Reactive molecular dynamics with ReaxFF studies helium transport in nickel containing carbon nanotubes (CNTs), motivated by radiation-induced helium swelling and embrittlement in structural materials where He bubbles degrade ductility. The simulations compare defect-free versus vacancy-containing CNT models to separate interface trapping from fast outgassing along CNT interiors when wall defects exist. Helium is represented with Morse-type van der Waals interactions to Ni and C atop the reactive Ni/C/H ReaxFF core, enabling physisorption-limited ingress without spurious chemistry at the He pair level. Adri C. T. van Duin is a coauthor.

Methods

  • Code: LAMMPS large-scale reactive MD.
  • Potential: ReaxFF parametrization combining Ni/C/H with noble-gas interactions; He interacts with Ni and C via van der Waals (Morse) terms with combination-rule parameters (as described in the article).
  • Integration / ensemble: Time step 0.5 fs; NPH dynamics with Nose-Hoover thermostat coupling and barostat-style anisotropic stress control implemented via the LAMMPS stress tensor (damping 500 fs) plus periodic temperature rescaling every 10 steps (values stated in the paper).
  • System: Atomistic supercell with Ni matrix, embedded CNTs, and explicit He loading; vacancies introduced in CNT walls to mimic radiation defects; helium diffusion tracked at metal–CNT interfaces and along CNT cores.
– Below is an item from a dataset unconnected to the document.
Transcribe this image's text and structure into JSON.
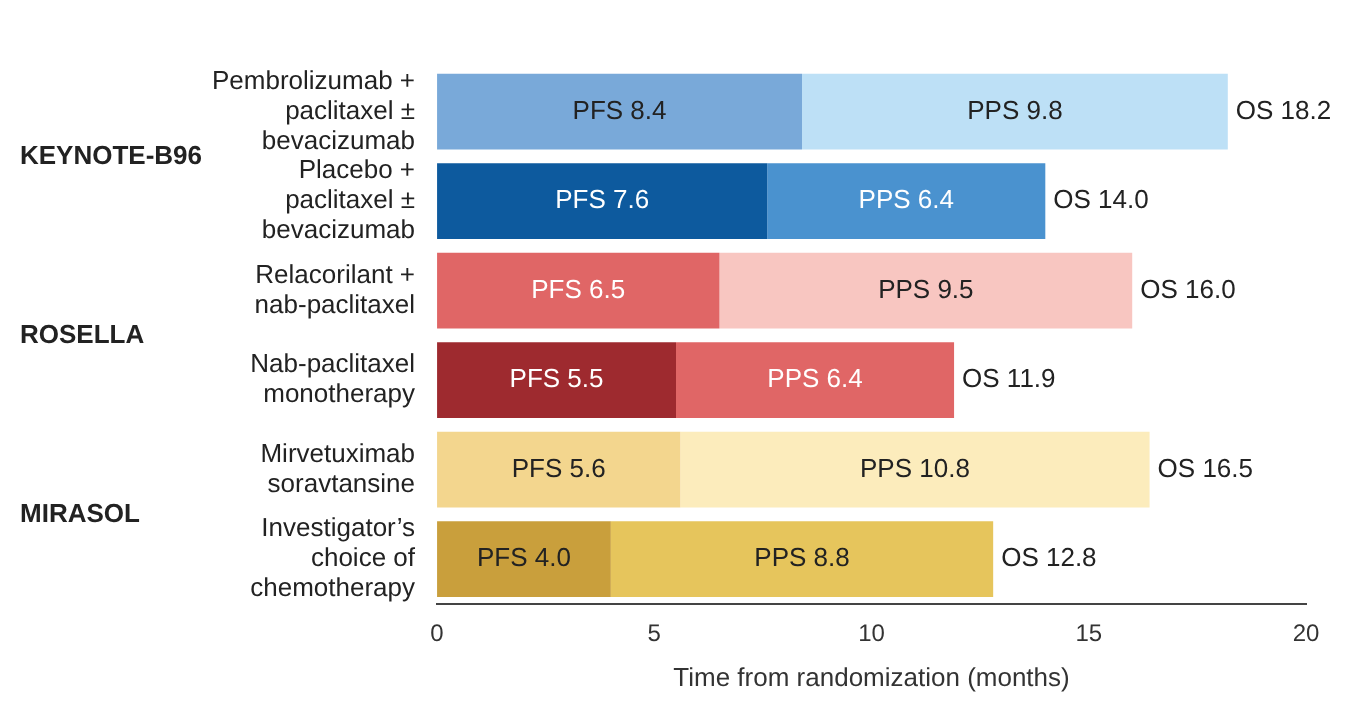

Periodic boundary conditions (PBC) apply in three dimensions as in standard LAMMPS bulk models.
  • Duration: per-protocol production times in ps/ns are tabulated in Appl. Phys. Lett. (N/A — not copied into this note).

Findings

  • For pristine (defect-free) CNTs, helium diffuses along metal–CNT interfaces and accumulates there; no helium penetration through perfect CNT walls is observed, consistent with impermeable graphene-like barriers in the model.
  • With vacancies in CNT walls, helium can enter CNT interiors, where nanotubes act as one-dimensional “nano-chimneys” enabling outgassing and reducing bubble nucleation in the metal relative to scenarios without such escape paths.
  • The authors argue metal–CNT composites can improve radiation tolerance when helium swelling / embrittlement is limiting, by providing fast escape pathways for helium relative to bulk Ni without CNTs.
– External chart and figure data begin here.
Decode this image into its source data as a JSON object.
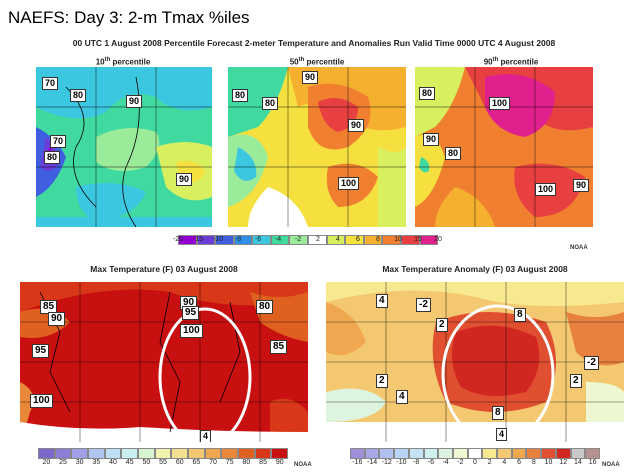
{
  "slide_title": "NAEFS: Day 3: 2-m Tmax %iles",
  "top_panel": {
    "header": "00 UTC 1 August 2008 Percentile Forecast 2-meter Temperature and Anomalies Run Valid Time 0000 UTC  4 August 2008",
    "maps": [
      {
        "title_pre": "10",
        "title_sup": "th",
        "title_post": " percentile",
        "labels": [
          "70",
          "80",
          "90",
          "70",
          "80",
          "90"
        ]
      },
      {
        "title_pre": "50",
        "title_sup": "th",
        "title_post": " percentile",
        "labels": [
          "90",
          "80",
          "80",
          "90",
          "100"
        ]
      },
      {
        "title_pre": "90",
        "title_sup": "th",
        "title_post": " percentile",
        "labels": [
          "80",
          "100",
          "90",
          "80",
          "100",
          "90"
        ]
      }
    ],
    "legend_values": [
      "-20",
      "-15",
      "-10",
      "-8",
      "-6",
      "-4",
      "-2",
      "2",
      "4",
      "6",
      "8",
      "10",
      "15",
      "20"
    ],
    "legend_colors": [
      "#9400d3",
      "#6a3dd8",
      "#3f5fe0",
      "#2f8fe8",
      "#3cc7e0",
      "#40d9a0",
      "#9aeb9a",
      "#ffffff",
      "#d8f060",
      "#f5e040",
      "#f5b030",
      "#f08030",
      "#e84040",
      "#e0208c"
    ],
    "noaa": "NOAA"
  },
  "bottom_left": {
    "title": "Max Temperature (F) 03 August 2008",
    "labels": [
      "85",
      "90",
      "90",
      "95",
      "80",
      "100",
      "95",
      "85",
      "100",
      "4"
    ],
    "legend_values": [
      "20",
      "25",
      "30",
      "35",
      "40",
      "45",
      "50",
      "55",
      "60",
      "65",
      "70",
      "75",
      "80",
      "85",
      "90"
    ],
    "legend_colors": [
      "#7b68c8",
      "#8c7fd8",
      "#9fa0e8",
      "#b0c4f0",
      "#bde0f4",
      "#c9f0f0",
      "#d8f4d0",
      "#f0f4b0",
      "#f4e090",
      "#f4c870",
      "#f0a850",
      "#e88838",
      "#e06020",
      "#d83818",
      "#c81010"
    ],
    "noaa": "NOAA"
  },
  "bottom_right": {
    "title": "Max Temperature Anomaly (F) 03 August 2008",
    "labels": [
      "4",
      "-2",
      "2",
      "8",
      "-2",
      "2",
      "4",
      "8",
      "4",
      "2"
    ],
    "legend_values": [
      "-16",
      "-14",
      "-12",
      "-10",
      "-8",
      "-6",
      "-4",
      "-2",
      "0",
      "2",
      "4",
      "6",
      "8",
      "10",
      "12",
      "14",
      "16"
    ],
    "legend_colors": [
      "#9f8fd8",
      "#a8a8e8",
      "#b0c0f0",
      "#b8d4f4",
      "#c4e4f4",
      "#d0f0f0",
      "#ddf4e0",
      "#eef8d0",
      "#ffffff",
      "#f8e890",
      "#f4c870",
      "#f0a850",
      "#e88040",
      "#e05030",
      "#d02820",
      "#c8c8c8",
      "#b89090"
    ],
    "noaa": "NOAA"
  }
}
Relative to bulk Ni without CNTs, embedding changes He partitioning and escape kinetics under the same loading assumptions. Vacancy density in CNT walls is the main structural lever between interface-only transport and nano-chimney outgassing. Figure-level He fields and stress targets are in papers/Gonzalez_CNT-Ni-chimney_2016.pdf; idealized interfaces and absent collisional defect production are caveats in Limitations and the APL text.

Limitations

Classical reactive MD cannot capture full defect production under irradiation; vacancies are introduced phenomenologically. Atomistic length/time scales require upscaling to engineering microstructures and dose rates; He production rates are not modeled explicitly.

Relevance to group

Direct van Duin co-authorship; demonstrates ReaxFF for He transport in Ni–carbon nanocomposite geometries relevant to nuclear materials concepts.
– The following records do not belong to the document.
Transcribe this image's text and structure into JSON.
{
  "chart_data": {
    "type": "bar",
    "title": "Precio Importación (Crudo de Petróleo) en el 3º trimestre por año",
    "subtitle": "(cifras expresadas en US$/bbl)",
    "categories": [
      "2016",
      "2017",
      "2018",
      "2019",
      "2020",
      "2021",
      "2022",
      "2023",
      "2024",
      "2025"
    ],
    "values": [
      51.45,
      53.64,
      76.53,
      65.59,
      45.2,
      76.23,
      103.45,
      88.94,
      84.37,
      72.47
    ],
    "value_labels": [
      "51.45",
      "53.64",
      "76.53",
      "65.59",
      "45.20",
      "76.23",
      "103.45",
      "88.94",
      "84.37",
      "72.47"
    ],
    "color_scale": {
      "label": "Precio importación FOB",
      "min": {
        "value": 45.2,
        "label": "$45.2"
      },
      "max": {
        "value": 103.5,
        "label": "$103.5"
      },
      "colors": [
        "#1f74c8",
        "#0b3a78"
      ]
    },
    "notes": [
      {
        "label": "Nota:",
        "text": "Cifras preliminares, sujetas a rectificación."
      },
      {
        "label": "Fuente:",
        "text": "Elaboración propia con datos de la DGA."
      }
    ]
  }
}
Citations and evidence anchors

Reader notes (navigation)

Pair this Appl. Phys. Lett. entry with broader nuclear materials MD corpora by noting that He transport here is classical physisorption-limited and does not include radiation damage cascade physics or H/He co-diffusion at grain boundaries. CNT diameters and Ni matrix dimensions should be read from the APL figures when scaling flux estimates.